Chegou ao terror também de forma natural, primeiro consumindo literatura e filmes do gênero. De fato, quando escreveu Larva, formado por relatos nos quais os protagonistas são crianças que narram situações de abuso e violência, ela se surpreendeu quando a crítica considerou o livro uma obra de terror… porque ela não achava que aquilo fosse um livro de “medo”!

Leitora voraz, não recusa nenhum gênero, mesmo que se identifica mais com o terro, porque se conecta com seus sentimentos e com lugares escondidos de sua alma. Alguns de seus autores favoritos são clássicos como Clarice Lispector, Ligia Fagundes Telles, José Mauro de Vasconcelos e Graciliano Ramos, mas também escritores como Cesar Bravo, Paula Febbe, Sheyla Smaniato e Bruno Ribeiro. Considera-se uma amante da literatura latino-americana de terror, especialmente escrita por mulheres, uma literatura que trata do corpo, do feminino, do político e do social.

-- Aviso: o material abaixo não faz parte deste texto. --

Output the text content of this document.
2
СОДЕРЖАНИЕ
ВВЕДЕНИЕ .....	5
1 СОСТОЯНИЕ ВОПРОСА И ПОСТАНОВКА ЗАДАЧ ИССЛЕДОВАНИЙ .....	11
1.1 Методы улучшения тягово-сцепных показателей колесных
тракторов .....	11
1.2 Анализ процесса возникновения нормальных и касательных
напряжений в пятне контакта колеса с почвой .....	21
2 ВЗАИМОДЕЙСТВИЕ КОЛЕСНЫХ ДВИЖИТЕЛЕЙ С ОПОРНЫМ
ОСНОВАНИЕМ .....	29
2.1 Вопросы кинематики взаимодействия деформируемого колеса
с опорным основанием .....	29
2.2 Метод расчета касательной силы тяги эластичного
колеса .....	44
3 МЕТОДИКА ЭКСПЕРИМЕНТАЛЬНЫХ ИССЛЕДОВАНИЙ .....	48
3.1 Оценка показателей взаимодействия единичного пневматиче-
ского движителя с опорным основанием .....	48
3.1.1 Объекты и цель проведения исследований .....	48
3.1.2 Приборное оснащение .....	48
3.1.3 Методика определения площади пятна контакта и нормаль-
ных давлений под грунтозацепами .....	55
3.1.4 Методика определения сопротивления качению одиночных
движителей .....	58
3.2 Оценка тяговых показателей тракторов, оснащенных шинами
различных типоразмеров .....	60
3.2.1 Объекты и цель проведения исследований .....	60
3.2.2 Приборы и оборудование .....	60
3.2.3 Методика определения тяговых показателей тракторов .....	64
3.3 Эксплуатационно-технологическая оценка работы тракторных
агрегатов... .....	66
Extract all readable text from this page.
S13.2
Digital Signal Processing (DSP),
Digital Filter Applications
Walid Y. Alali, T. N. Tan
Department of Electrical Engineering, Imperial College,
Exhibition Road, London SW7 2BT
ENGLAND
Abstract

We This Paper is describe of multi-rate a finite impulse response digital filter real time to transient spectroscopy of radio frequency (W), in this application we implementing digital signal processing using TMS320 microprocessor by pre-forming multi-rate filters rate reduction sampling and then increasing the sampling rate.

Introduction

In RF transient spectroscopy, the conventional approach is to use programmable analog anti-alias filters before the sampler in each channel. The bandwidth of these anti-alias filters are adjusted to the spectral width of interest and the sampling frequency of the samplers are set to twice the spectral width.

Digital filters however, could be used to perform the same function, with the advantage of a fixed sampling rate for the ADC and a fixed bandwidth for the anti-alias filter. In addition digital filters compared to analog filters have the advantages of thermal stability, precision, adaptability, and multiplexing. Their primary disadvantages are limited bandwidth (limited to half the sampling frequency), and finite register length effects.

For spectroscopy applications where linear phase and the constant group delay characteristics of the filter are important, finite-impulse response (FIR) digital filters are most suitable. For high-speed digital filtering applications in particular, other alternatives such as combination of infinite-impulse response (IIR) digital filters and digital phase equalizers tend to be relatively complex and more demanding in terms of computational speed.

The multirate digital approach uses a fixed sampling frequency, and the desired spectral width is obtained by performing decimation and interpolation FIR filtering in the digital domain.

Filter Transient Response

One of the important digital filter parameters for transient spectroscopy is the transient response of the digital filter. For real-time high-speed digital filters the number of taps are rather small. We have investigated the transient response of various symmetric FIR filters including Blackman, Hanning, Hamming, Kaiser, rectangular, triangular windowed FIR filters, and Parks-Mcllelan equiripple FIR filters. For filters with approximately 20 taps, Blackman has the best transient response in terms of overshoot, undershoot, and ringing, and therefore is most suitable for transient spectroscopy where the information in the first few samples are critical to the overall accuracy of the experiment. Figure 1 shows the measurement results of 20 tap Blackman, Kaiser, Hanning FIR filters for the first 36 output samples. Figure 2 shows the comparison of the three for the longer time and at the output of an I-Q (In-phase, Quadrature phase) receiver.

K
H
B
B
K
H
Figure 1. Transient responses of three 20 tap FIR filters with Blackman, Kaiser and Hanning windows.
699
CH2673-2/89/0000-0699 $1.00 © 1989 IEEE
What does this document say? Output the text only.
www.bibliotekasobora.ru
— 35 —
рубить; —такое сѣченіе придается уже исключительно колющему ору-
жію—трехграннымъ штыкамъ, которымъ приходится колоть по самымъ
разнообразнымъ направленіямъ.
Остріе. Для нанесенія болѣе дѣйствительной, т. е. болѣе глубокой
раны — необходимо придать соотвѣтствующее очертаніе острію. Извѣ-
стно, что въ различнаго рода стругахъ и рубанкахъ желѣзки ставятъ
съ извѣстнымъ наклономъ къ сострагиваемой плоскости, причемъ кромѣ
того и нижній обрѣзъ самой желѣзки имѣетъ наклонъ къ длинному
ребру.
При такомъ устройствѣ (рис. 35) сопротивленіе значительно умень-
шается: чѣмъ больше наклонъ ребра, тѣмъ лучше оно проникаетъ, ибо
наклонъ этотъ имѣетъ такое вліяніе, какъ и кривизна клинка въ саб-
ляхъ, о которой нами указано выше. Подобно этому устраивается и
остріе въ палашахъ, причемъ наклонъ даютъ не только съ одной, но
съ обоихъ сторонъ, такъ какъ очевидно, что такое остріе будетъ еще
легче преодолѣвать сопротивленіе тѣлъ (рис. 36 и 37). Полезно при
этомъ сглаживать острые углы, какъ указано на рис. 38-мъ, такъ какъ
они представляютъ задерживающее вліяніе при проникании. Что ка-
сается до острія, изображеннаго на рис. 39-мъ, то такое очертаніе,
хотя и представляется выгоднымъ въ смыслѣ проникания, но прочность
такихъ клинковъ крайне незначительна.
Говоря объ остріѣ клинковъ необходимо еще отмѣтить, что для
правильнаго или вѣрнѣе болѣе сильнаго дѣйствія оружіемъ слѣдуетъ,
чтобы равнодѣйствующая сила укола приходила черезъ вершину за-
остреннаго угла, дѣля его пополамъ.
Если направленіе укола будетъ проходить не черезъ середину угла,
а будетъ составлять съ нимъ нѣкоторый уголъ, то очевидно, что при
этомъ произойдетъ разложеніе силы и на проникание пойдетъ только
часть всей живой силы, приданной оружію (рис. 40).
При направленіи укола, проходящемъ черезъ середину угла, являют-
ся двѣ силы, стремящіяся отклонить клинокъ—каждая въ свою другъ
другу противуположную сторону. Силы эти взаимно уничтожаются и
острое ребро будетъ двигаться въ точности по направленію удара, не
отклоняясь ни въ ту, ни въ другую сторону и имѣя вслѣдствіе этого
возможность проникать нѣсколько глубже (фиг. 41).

Neste sentido, destaca nomes como María Fernanda Pereiro, Mariana Enríquez, Samanta Schweblin, Shirley Jackson, Dolores Reyes, entre outras.

E tem novidade na área: este ano, Verena vai publicar uma antologia de relatos em espanhol, mas ainda sen data de lançamento. Ela também está escrevendo o seu primeiro romance, inspirado na infância e nas micro-violências da vida cotidiana. Ela diz que esse processo é ao mesmo tempo desesperador e delicioso, principalmente, porque tem que combiná-lo com o trabalho formal e com a maternidade. Nesse caso, o grande desafio é o tempo. Se fosse possível comprar tem, bem que compraria…

As formas (e os nomes) do terror

Verena Cavalcante opina que a literatura brasileira de terror é crua, visceral e violenta. Também acha que no Brasil, as obras não têm um cunho tão político e social, como acontece em outros países da América Latina. Apesar disso, não acredita que exista um “terror brasileiro” nem argentino nem americano. Para ela, o terror é universal, porque está baseado no que a gente mais teme… o medo alcança todo o mundo da mesma maneira. Todos nós temos diferentes medos: do escruto, do barulho no meio da noite, de ouvir um sussurro quando estamos sozinhos… É um terror primário, animal, que define a essência do que é ser humano, que não é outra coisa diferente do medo da morte.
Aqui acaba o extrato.